Midfielder Kristie Mewis has shared one of her selections, a heart with the words “I love you” printed on her drink. Striker Alex Morgan showed off a photo of her daughter Charlie on one of her drinks. Forward Trinity Rodman got the lovey-dovey emoji printed on one. A gallery of photos shared by Rose Lavelle seems to include a photo of her dog Wilma’s paw in a flip-flop printed onto a coffee drink.

Even when Doug Emhoff — the husband of vice president Kamala Harris and second gentleman of the United States — visited the team recently, he was offered a coffee with a picture of himself printed on it.

“It’s a machine that I feel like we need to buy — those things are pretty sick,” Dunn said.

The photo-printing coffee machine is not standard at the five-star hotel where the USWNT is staying here in New Zealand. Rather, it was brought in by Nike, a sponsor of the team through the U.S. Soccer Federation. As a U.S. Soccer spokesman put it: “There is a bar in the lobby when this is a working hotel, but it was turned into the coffee bar, courtesy of Nike, complete with Nike coffee cups with mini-swooshes.”

But what about when USWNT players want to get out of the hotel? That’s all about the coffee, too.

Defender Kelley O’Hara said the USWNT isn’t leaving their hotel much, but added, “Enough to get some cups of coffee out and about, but besides that, it’s basically been all focused on the tournament.”

Going out and sipping the local brews in New Zealand means adjusting to the local tastes, though.

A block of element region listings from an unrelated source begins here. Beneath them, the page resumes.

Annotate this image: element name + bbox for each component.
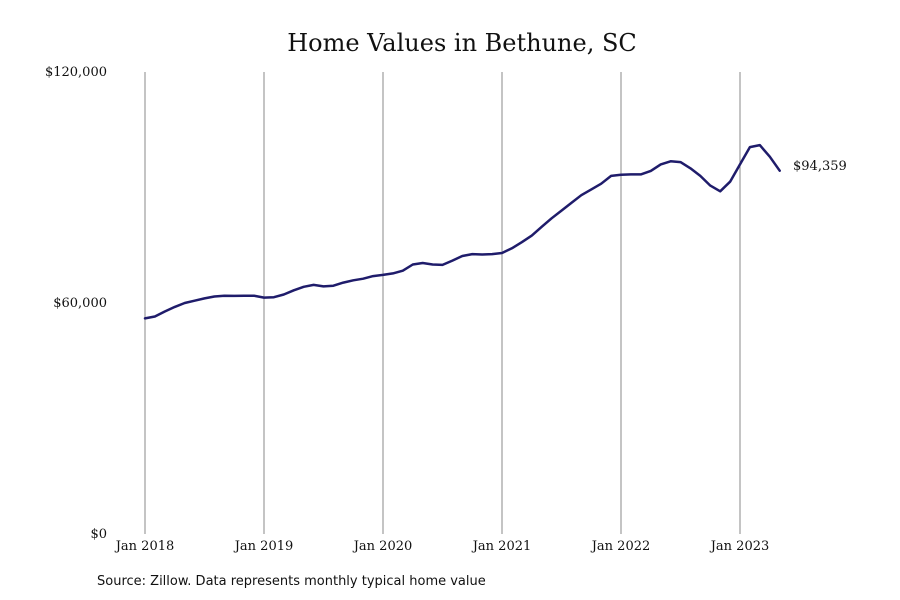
x-tick-label: Jan 2020: [352, 539, 413, 554]
series-layer: [143, 143, 781, 320]
y-tick-label: $0: [90, 527, 107, 542]
series-line: [143, 143, 781, 320]
x-tick-label: Jan 2023: [709, 539, 770, 554]
x-tick-label: Jan 2021: [471, 539, 532, 554]
y-axis-ticks: $0 $60,000 $120,000: [45, 65, 107, 542]
x-tick-label: Jan 2019: [233, 539, 294, 554]
y-tick-label: $120,000: [45, 65, 107, 80]
source-note: Source: Zillow. Data represents monthly …: [97, 574, 486, 589]
last-value-label: $94,359: [793, 159, 847, 174]
chart-title: Home Values in Bethune, SC: [287, 29, 637, 57]
gridlines: [144, 72, 741, 534]
x-axis-ticks: Jan 2018 Jan 2019 Jan 2020 Jan 2021 Jan 2022…: [114, 539, 770, 554]
x-tick-label: Jan 2018: [114, 539, 175, 554]
y-tick-label: $60,000: [53, 296, 107, 311]
x-tick-label: Jan 2022: [590, 539, 651, 554]
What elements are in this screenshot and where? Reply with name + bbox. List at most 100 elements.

There are plenty of Starbucks locations here, of course — the U.S.-based chain is a popular pit stop among the American press corps because the cup sizes at the local coffee shops are too small for those of us used to American serving sizes. For some of the players, however, sampling the local coffee has been a bit of a new experience, defender Emily Fox said.

“I just get an iced latte or a flat white, so nothing crazy. I know a lot of the girls like their vanilla iced latte but there’s not a lot of vanilla here, so that’s been kind of … ” Fox said laughing before she finished her sentence. “They’ve had to try non-vanilla, like bitter. For me it’s been great — the coffee here is amazing, so I’ve been spoiled.”

The team does have its non-coffee drinkers, of course. One of them is 18-year-old Alyssa Thompson, who still finds a way to hang out with the coffee club. “I don’t drink coffee so I usually get a chai or a matcha if we go out to a coffee place,” she said. “If they don’t have it, then I just don’t get anything.”

Although the team isn’t leaving their hotel much other than for coffee runs, it’s enough to encounter fans who made the trip down under from the United States. When the players get recognized during their coffee trips, it can be a little bit jarring, forward Lynn Williams admits.

“It’s exciting, but it’s also like ‘whoa’ because there’s a part of you that wants to be able to go out and enjoy your time and not think about soccer because you’re just so in it,” she said. “I want to be able to take a step out and enjoy coffee and talk with my friends, so when somebody recognizes you, it’s like, ‘OK, I can’t say exactly what I want to say anymore.’

“On the other side, it’s incredible to have the fans come. The amount of support we have, I wouldn’t change that for the world. It’s been really, really cool.”

Whether it’s in the hotel or out in Auckland, and whether they are spotted by fans or not, coffee is what brings this USWNT together.

“The coffee culture is up there for sure,” defender Sofia Huerta said. “We all enjoy getting coffee together, and that’s a way to be social with one another other than just training together.”